--On Friday, January 03, 2003 11:38 AM -0800
ned+ietf-822(_at_)mrochek(_dot_)com wrote:
[...]
Newsgroup names are an interesting case because they aren't something
email
cares about. While an 8bit newsgroup name in some news-specific header
field may not survive a trip into and out of email, at least it doesn't
trash any of the email-specific pparts of the message.
An argument to have this one thing be in 8bit would still be a very tough
sell, but far far easier than arguing that it is OK to have 8bit fields
that are shared between email and netnews.
Newsgroup names are a very hard problem. Note that the way Usenet works
right now requires these get passed gracefully through e-mail: in moderated
newsgroups posts are e-mailed to the moderator.
I'm not sure I understand the NEED for the "canonical" name to be pure
UTF-8 (that is, encoded Unicode) instead of some other encoding.

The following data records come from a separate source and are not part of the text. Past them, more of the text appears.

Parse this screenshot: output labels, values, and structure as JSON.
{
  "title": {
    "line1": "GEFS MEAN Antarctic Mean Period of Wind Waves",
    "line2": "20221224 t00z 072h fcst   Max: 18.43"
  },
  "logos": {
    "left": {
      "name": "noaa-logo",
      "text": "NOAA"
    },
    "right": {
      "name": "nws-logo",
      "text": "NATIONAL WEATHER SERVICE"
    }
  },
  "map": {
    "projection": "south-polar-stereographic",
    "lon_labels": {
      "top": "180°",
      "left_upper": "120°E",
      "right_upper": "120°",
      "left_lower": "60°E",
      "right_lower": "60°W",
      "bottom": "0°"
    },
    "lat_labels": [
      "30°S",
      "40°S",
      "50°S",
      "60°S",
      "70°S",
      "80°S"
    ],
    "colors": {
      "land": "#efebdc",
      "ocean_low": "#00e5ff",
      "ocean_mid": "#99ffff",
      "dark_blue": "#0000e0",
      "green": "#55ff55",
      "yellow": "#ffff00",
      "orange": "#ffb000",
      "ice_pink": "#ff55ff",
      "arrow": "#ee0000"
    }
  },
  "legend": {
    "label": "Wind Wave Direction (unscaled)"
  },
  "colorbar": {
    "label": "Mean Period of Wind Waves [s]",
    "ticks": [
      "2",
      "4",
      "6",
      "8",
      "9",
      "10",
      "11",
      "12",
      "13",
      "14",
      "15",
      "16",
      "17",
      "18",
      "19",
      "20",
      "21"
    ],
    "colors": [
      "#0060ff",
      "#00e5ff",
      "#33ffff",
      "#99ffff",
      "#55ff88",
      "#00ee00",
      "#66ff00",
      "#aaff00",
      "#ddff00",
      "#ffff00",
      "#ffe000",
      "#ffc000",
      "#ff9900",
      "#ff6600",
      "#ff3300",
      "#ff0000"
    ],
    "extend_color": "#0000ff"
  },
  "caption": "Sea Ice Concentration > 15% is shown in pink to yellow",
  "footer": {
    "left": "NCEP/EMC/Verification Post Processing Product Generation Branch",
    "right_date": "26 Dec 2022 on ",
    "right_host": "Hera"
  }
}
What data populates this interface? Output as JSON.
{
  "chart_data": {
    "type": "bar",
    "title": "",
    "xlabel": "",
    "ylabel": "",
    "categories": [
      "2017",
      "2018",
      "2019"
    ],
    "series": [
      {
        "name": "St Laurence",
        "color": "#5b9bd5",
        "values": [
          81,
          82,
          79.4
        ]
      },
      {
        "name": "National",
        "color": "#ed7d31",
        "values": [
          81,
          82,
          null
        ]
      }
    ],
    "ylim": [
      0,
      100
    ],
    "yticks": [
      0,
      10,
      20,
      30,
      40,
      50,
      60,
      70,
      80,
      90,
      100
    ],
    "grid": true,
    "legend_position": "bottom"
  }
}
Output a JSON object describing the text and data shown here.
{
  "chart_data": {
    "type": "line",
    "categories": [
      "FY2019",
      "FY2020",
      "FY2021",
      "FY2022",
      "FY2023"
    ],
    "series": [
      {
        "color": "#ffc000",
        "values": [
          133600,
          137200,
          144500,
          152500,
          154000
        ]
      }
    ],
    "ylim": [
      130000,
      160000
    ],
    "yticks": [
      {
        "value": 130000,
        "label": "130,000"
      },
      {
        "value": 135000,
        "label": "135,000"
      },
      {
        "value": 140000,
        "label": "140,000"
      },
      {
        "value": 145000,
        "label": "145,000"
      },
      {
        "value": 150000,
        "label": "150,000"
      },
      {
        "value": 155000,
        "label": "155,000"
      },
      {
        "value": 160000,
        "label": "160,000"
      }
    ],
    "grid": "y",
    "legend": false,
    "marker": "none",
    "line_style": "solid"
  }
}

A similiar problem happened in IMAP4 when people wanted to internationalize
mailbox names (which function similiarly or identically to newsgroups,
depending on perspective). In IMAP4's case, we decided on a modified UTF-7
encoding over the wire. This means servers have an option of the underlying
canonical name: they can store the mUTF-7, they can store UTF-8, they can
store UTF-16, they can store in a legacy charset (and refuse all mailboxes
with names that can't be encoding in the legacy charset). IMAP4 mailboxes
can also appear in IMAP URIs, in which case they are encoded in UTF-8 and
then hex-escaped. The IMAP4 URI spec included C code to do this conversion.
I don't think that introducing an all new encoding is definitely the right
choice for Usenet---of course, the draft currently does introduce a new
encoding but it's only used some of the time.
Larry